- Sir Edmund Langley Hirst, FRS © National Portrait Gallery, London
- Born: Edmund Langley Hirst 21 July 1898 Preston, Lancashire, England
- Died: 29 October 1975 (aged 77) Edinburgh, Lothian, Scotland
- Education: University of St Andrews
- Spouses: Beda Winifred Phoebe Ramsay,; Kathleen (Kay) Jenny Harrison;
- Awards: Tilden Prize (1939) Davy Medal (1948) Fellow of the Royal Society
- Scientific career
- Workplaces: University of Edinburgh
- Doctoral students: Sir Geoff Palmer Sir Fraser Stoddart

= Edmund Hirst =

British chemist

Sir Edmund Langley Hirst CBE FRS FRSE (21 July 1898 – 29 October 1975), was a British chemist.

==Life==
Hirst was born in Preston, Lancashire, on 21 July 1898, the son of Elizabeth (née Langley) and Rev Sim Hirst (1856-1923), a Baptist minister. He was educated in Burnley, Northgate Grammar School, Ipswich, Madras College in St Andrews, then studied chemistry at the University of St Andrews with a Carnegie Scholarship.

In World War I he was conscripted in 1917 and persuaded the authorities to return him to the University of St Andrews to study mustard gas. For the final year he served with the Special Brigade of the Royal Engineers in France. Returning to University in February 1919, he then obtained his BSc, followed by a doctorate (PhD) in 1921. In 1923, he began lecturing at the University of Manchester and in 1924 went to Armstrong College in Newcastle-upon-Tyne. Here, he assisted Norman Haworth in 1934 when he became the first to synthesize Vitamin C.

In 1947, he moved to the University of Edinburgh, and in 1948 was elected a Fellow of the Royal Society of Edinburgh. His proposers were James Pickering Kendall, Edmund Percival, Thomas Robert Bolam, and David Bain.
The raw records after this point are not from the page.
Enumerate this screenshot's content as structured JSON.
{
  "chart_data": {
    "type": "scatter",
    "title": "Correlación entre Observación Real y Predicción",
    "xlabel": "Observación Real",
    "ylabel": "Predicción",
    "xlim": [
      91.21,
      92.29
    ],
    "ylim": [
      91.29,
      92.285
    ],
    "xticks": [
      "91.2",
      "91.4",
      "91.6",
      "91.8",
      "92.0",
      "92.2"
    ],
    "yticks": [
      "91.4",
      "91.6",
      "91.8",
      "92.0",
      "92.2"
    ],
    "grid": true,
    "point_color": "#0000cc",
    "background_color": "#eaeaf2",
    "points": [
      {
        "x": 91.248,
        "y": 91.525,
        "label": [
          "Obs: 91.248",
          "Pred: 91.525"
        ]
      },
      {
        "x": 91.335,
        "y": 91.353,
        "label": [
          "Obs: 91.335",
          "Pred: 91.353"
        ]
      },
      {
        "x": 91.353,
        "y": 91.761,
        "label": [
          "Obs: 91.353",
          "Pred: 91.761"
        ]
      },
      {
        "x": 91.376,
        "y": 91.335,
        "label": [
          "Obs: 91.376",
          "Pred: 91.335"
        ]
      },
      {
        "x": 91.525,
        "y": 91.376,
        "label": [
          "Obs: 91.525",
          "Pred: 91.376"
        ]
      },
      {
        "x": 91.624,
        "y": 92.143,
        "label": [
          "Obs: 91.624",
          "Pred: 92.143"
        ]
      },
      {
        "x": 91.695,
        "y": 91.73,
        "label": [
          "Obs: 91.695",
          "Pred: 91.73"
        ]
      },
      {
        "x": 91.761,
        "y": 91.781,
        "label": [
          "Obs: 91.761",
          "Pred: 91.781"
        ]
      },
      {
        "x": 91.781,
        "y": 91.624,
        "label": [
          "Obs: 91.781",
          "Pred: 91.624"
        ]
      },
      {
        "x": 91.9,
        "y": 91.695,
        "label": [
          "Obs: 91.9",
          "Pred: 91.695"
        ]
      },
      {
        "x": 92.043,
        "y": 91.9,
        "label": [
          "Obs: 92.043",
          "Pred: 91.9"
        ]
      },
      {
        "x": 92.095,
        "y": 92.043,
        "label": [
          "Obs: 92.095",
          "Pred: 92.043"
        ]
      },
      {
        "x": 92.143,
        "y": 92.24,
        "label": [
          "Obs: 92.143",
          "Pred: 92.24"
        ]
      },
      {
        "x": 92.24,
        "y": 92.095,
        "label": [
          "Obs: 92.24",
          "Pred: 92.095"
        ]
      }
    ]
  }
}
He served as the Society's vice president from 1958 to 1959 and President from 1959 to 1964. He won the Gunning Victoria Jubilee Prize for 1960–64.

He held the Forbes Chair of Organic Chemistry at the University of Edinburgh and was head of department there from 1959 to 1968. He was knighted in 1964. During this time he supervised Sir Geoff Palmer, who was registered as a PhD student at the University of Edinburgh.

Hirst received an Honorary Doctorate from Heriot-Watt University in 1968.

In 1973, Hirst developed Hodgkin's disease, and his health gradually deteriorated until his death in Edinburgh on 29 October 1975.

===Research===

Hirst's research was extensive and resulted in over 260 publications. He and his co-workers determined the structure of all the known mono-, di-, oligo- and polysaccharides;f and worked on the composition and structures of fructans, starches and glycogens, hemicelluloses, seaweed mucilages, and of exudate gums and related polysaccharides. In addition, they synthesised authentic mono-, di- and tri-methyl ethers of arabinose, xylose, fucose, fructose, mannuronic, galacturonic, as well as glucuronic acids. Their contributions to carbohydrate chemistry were profound.

==Family==
He married twice. In 1925, he married Beda Winifred Phoebe Ramsay. She was hospitalised due to mental illness in 1937. The marriage was dissolved in 1948, and Beda died in Glasgow in 1962. Hirst remarried the following year, to Kathleen (Kay) Jenny Harrison. He had no children by either marriage.